Tweets from number one microblogging site Twitter could reach outer space. This was proven by tweet exchanges between American actor William Shatner, who portrayed Captain Kirk in Star Trek, and Canadian astronaut Chris Hadfield.
The actor sought confirmation from Mr Hadfield if he was sending tweets from the International Space Station (ISS), to which the astronaut replied: "Yes. Standard Orbit, Captain. And we're detecting signs of life on the surface," BBC quoted the Canadian astronaut.
Mr Hadfield and two other astronauts, Roman Romanenko and Thomas Mashburn, arrived at ISS on Dec 21 for a five-month mission. Here is the video of their launch.
Besides tweeting with Mr Shatner, Mr Hadfield had been tweeting images of Earth, including photos of snow-covered rice fields in Japan and Italy's coast. His tweet exchanges with the actor were arranged by the Canadian Space Agency.
Mr Shatner was joined in the tweets by other Star Trek actors such as George Takei who played Sulu, Leonard Nimoy who is known as Spock and Wit Wheaton, a star from the successor series Star Trek: The Next Generation.
"If you get into trouble with Nanites while you're in orbit, I know a guy who can help you contain them. He has experience," tweeted Mr Wheaton who .portrayed the character Wesley Crusher.

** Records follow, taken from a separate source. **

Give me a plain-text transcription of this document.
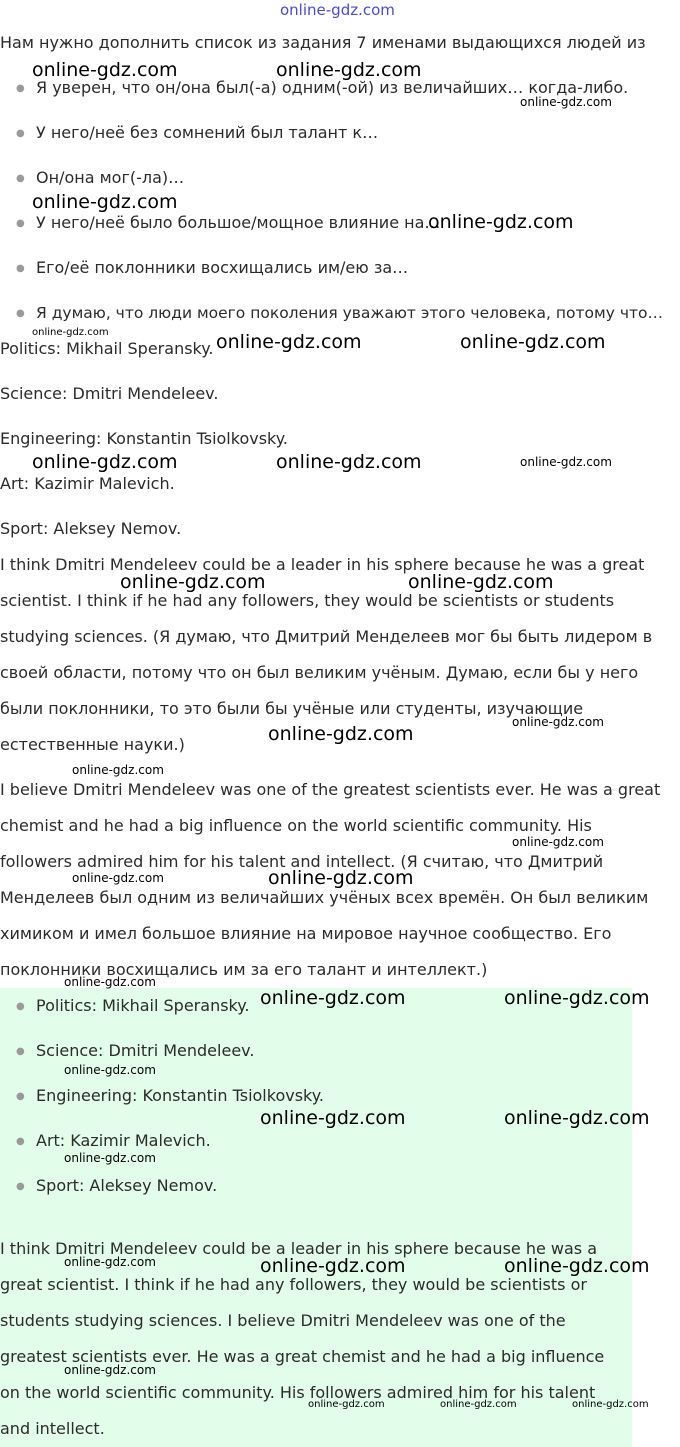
online-gdz.com
Нам нужно дополнить список из задания 7 именами выдающихся людей из
● Я уверен, что он/она был(-а) одним(-ой) из величайших… когда-либо.
● У него/неё без сомнений был талант к…
● Он/она мог(-ла)…
● У него/неё было большое/мощное влияние на…
● Его/её поклонники восхищались им/ею за…
● Я думаю, что люди моего поколения уважают этого человека, потому что…
Politics: Mikhail Speransky.
Science: Dmitri Mendeleev.
Engineering: Konstantin Tsiolkovsky.
Art: Kazimir Malevich.
Sport: Aleksey Nemov.
I think Dmitri Mendeleev could be a leader in his sphere because he was a great
scientist. I think if he had any followers, they would be scientists or students
studying sciences. (Я думаю, что Дмитрий Менделеев мог бы быть лидером в
своей области, потому что он был великим учёным. Думаю, если бы у него
были поклонники, то это были бы учёные или студенты, изучающие
естественные науки.)
I believe Dmitri Mendeleev was one of the greatest scientists ever. He was a great
chemist and he had a big influence on the world scientific community. His
followers admired him for his talent and intellect. (Я считаю, что Дмитрий
Менделеев был одним из величайших учёных всех времён. Он был великим
химиком и имел большое влияние на мировое научное сообщество. Его
поклонники восхищались им за его талант и интеллект.)
● Politics: Mikhail Speransky.
● Science: Dmitri Mendeleev.
● Engineering: Konstantin Tsiolkovsky.
● Art: Kazimir Malevich.
● Sport: Aleksey Nemov.
I think Dmitri Mendeleev could be a leader in his sphere because he was a
great scientist. I think if he had any followers, they would be scientists or
students studying sciences. I believe Dmitri Mendeleev was one of the
greatest scientists ever. He was a great chemist and he had a big influence
on the world scientific community. His followers admired him for his talent
and intellect.
online-gdz.com	online-gdz.com
online-gdz.com
online-gdz.com
online-gdz.com
online-gdz.com	online-gdz.com	online-gdz.com
online-gdz.com	online-gdz.com	online-gdz.com
online-gdz.com	online-gdz.com
online-gdz.com
online-gdz.com
online-gdz.com
online-gdz.com
online-gdz.com	online-gdz.com
online-gdz.com
online-gdz.com	online-gdz.com
online-gdz.com
online-gdz.com	online-gdz.com
online-gdz.com
online-gdz.com	online-gdz.com	online-gdz.com
online-gdz.com
online-gdz.com	online-gdz.com	online-gdz.com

Mr Hadfield replied, which indicated he was a follower of the Star Trek series, "Wesley, we've talked about you being on the bridge. I believe you're needed in Engineering."
American astronaut Buzz Aldrin, one of the three astronauts who landed on the Moon in 1969, lamented the lack of the social networking site back then to communicate with Earth about their moon walk.

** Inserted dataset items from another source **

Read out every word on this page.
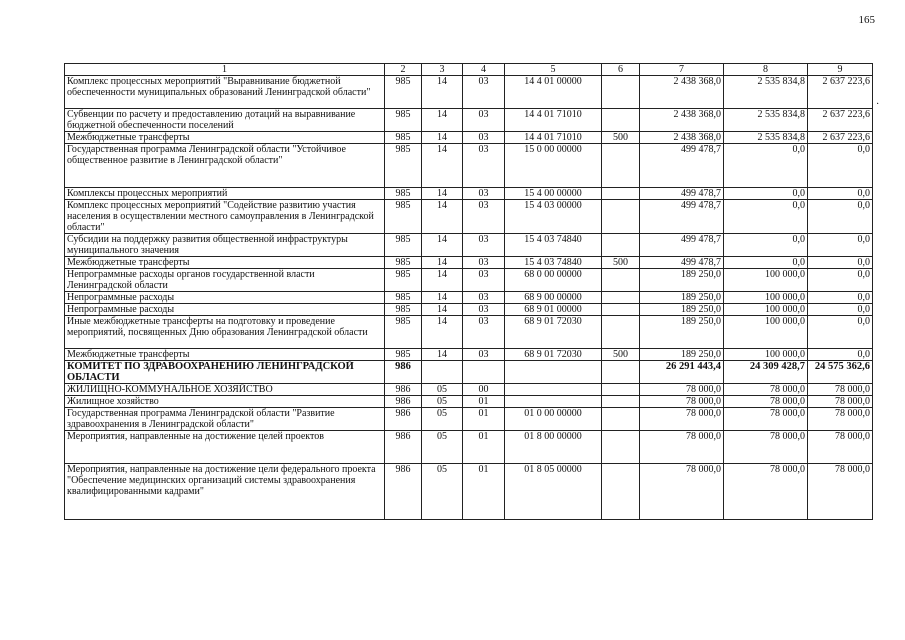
165
·
1	2	3	4	5	6	7	8	9
Комплекс процессных мероприятий "Выравнивание бюджетной обеспеченности муниципальных образований Ленинградской области"	985	14	03	14 4 01 00000		2 438 368,0	2 535 834,8	2 637 223,6
Субвенции по расчету и предоставлению дотаций на выравнивание бюджетной обеспеченности поселений	985	14	03	14 4 01 71010		2 438 368,0	2 535 834,8	2 637 223,6
Межбюджетные трансферты	985	14	03	14 4 01 71010	500	2 438 368,0	2 535 834,8	2 637 223,6
Государственная программа Ленинградской области "Устойчивое общественное развитие в Ленинградской области"	985	14	03	15 0 00 00000		499 478,7	0,0	0,0
Комплексы процессных мероприятий	985	14	03	15 4 00 00000		499 478,7	0,0	0,0
Комплекс процессных мероприятий "Содействие развитию участия населения в осуществлении местного самоуправления в Ленинградской области"	985	14	03	15 4 03 00000		499 478,7	0,0	0,0
Субсидии на поддержку развития общественной инфраструктуры муниципального значения	985	14	03	15 4 03 74840		499 478,7	0,0	0,0
Межбюджетные трансферты	985	14	03	15 4 03 74840	500	499 478,7	0,0	0,0
Непрограммные расходы органов государственной власти Ленинградской области	985	14	03	68 0 00 00000		189 250,0	100 000,0	0,0
Непрограммные расходы	985	14	03	68 9 00 00000		189 250,0	100 000,0	0,0
Непрограммные расходы	985	14	03	68 9 01 00000		189 250,0	100 000,0	0,0
Иные межбюджетные трансферты на подготовку и проведение мероприятий, посвященных Дню образования Ленинградской области	985	14	03	68 9 01 72030		189 250,0	100 000,0	0,0
Межбюджетные трансферты	985	14	03	68 9 01 72030	500	189 250,0	100 000,0	0,0
КОМИТЕТ ПО ЗДРАВООХРАНЕНИЮ ЛЕНИНГРАДСКОЙ ОБЛАСТИ	986					26 291 443,4	24 309 428,7	24 575 362,6
ЖИЛИЩНО-КОММУНАЛЬНОЕ ХОЗЯЙСТВО	986	05	00			78 000,0	78 000,0	78 000,0
Жилищное хозяйство	986	05	01			78 000,0	78 000,0	78 000,0
Государственная программа Ленинградской области "Развитие здравоохранения в Ленинградской области"	986	05	01	01 0 00 00000		78 000,0	78 000,0	78 000,0
Мероприятия, направленные на достижение целей проектов	986	05	01	01 8 00 00000		78 000,0	78 000,0	78 000,0
Мероприятия, направленные на достижение цели федерального проекта "Обеспечение медицинских организаций системы здравоохранения квалифицированными кадрами"	986	05	01	01 8 05 00000		78 000,0	78 000,0	78 000,0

An Australian also tweeted a message to Mr Hadfield. Julie M, a Twitter used, told the Canadian astronaut that she and her family are watching the ISS fly over Queensland. "Hope you saw us waving ;)," she tweeted.

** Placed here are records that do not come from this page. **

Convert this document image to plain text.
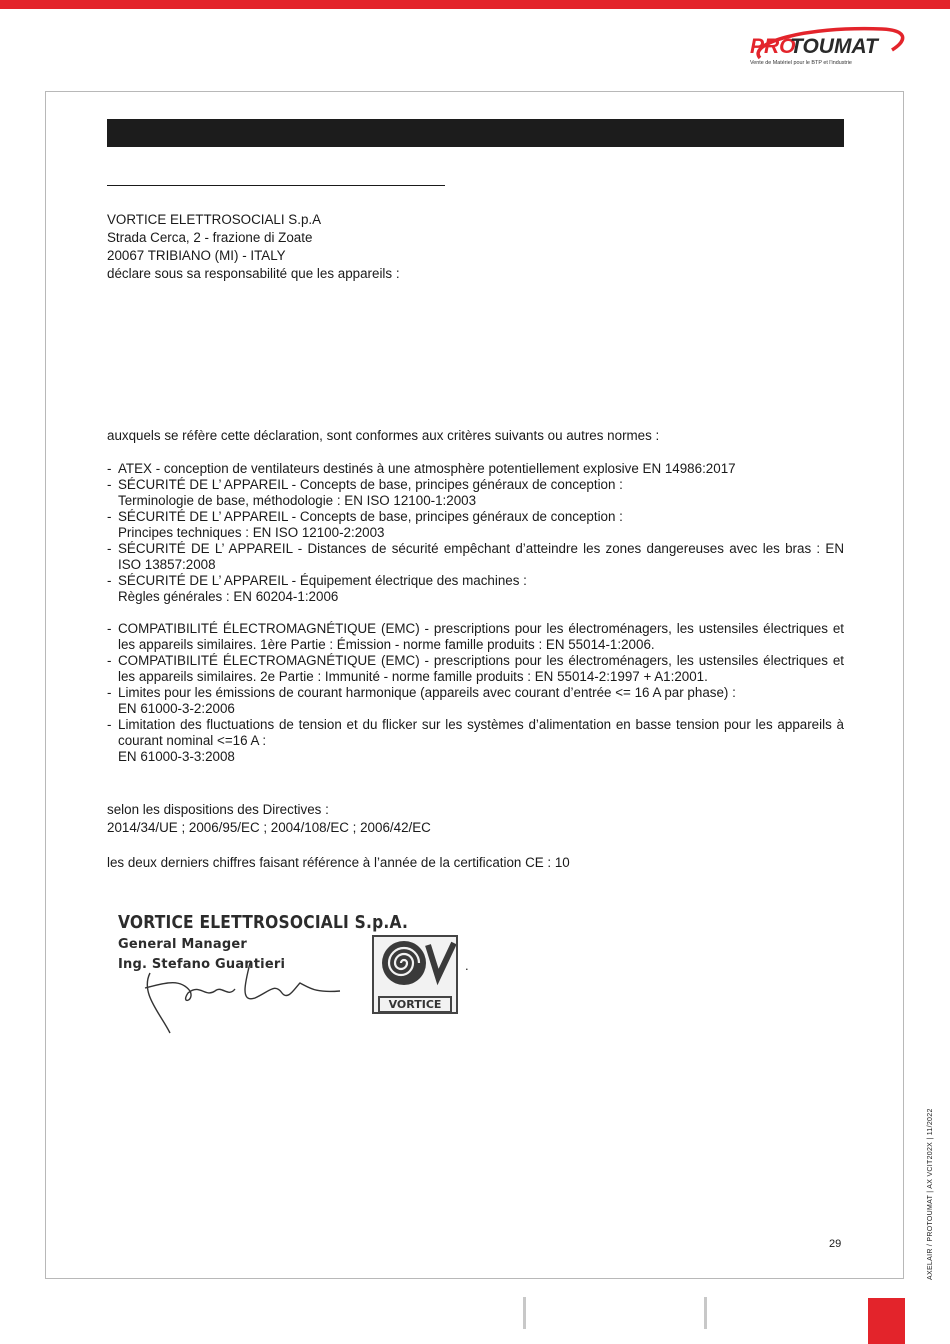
PRO
TOUMAT
Vente de Matériel pour le BTP et l'industrie
VORTICE ELETTROSOCIALI S.p.A
Strada Cerca, 2 - frazione di Zoate
20067 TRIBIANO (MI) - ITALY
déclare sous sa responsabilité que les appareils :
auxquels se réfère cette déclaration, sont conformes aux critères suivants ou autres normes :
- ATEX - conception de ventilateurs destinés à une atmosphère potentiellement explosive EN 14986:2017
- SÉCURITÉ DE L’ APPAREIL - Concepts de base, principes généraux de conception :
Terminologie de base, méthodologie : EN ISO 12100-1:2003
- SÉCURITÉ DE L’ APPAREIL - Concepts de base, principes généraux de conception :
Principes techniques : EN ISO 12100-2:2003
- SÉCURITÉ DE L’ APPAREIL - Distances de sécurité empêchant d’atteindre les zones dangereuses avec les bras : EN ISO 13857:2008
- SÉCURITÉ DE L’ APPAREIL - Équipement électrique des machines :
Règles générales : EN 60204-1:2006
- COMPATIBILITÉ ÉLECTROMAGNÉTIQUE (EMC) - prescriptions pour les électroménagers, les ustensiles électriques et les appareils similaires. 1ère Partie : Émission - norme famille produits : EN 55014-1:2006.
- COMPATIBILITÉ ÉLECTROMAGNÉTIQUE (EMC) - prescriptions pour les électroménagers, les ustensiles électriques et les appareils similaires. 2e Partie : Immunité - norme famille produits : EN 55014-2:1997 + A1:2001.
- Limites pour les émissions de courant harmonique (appareils avec courant d’entrée <= 16 A par phase) :
EN 61000-3-2:2006
- Limitation des fluctuations de tension et du flicker sur les systèmes d’alimentation en basse tension pour les appareils à courant nominal <=16 A :
EN 61000-3-3:2008
selon les dispositions des Directives :
2014/34/UE ; 2006/95/EC ; 2004/108/EC ; 2006/42/EC
les deux derniers chiffres faisant référence à l’année de la certification CE : 10
VORTICE ELETTROSOCIALI S.p.A.
General Manager
Ing. Stefano Guantieri
VORTICE
.
AXELAIR / PROTOUMAT | AX VCIT202X | 11/2022
29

He replied, "Was that you waving? Thanks! I wave back to the whole family. Australia's space contours and textures are beautifully unmistakable."
However, Mr Hadfield, the flight engineer of Expedition 34 and soon to be commandor of Expedition 35, stressed that tweeting is not the main aim of his role in the ISS, but crew health, vehicle health, work and science and personal pursuits including taking photos and playing the guitar in his free time.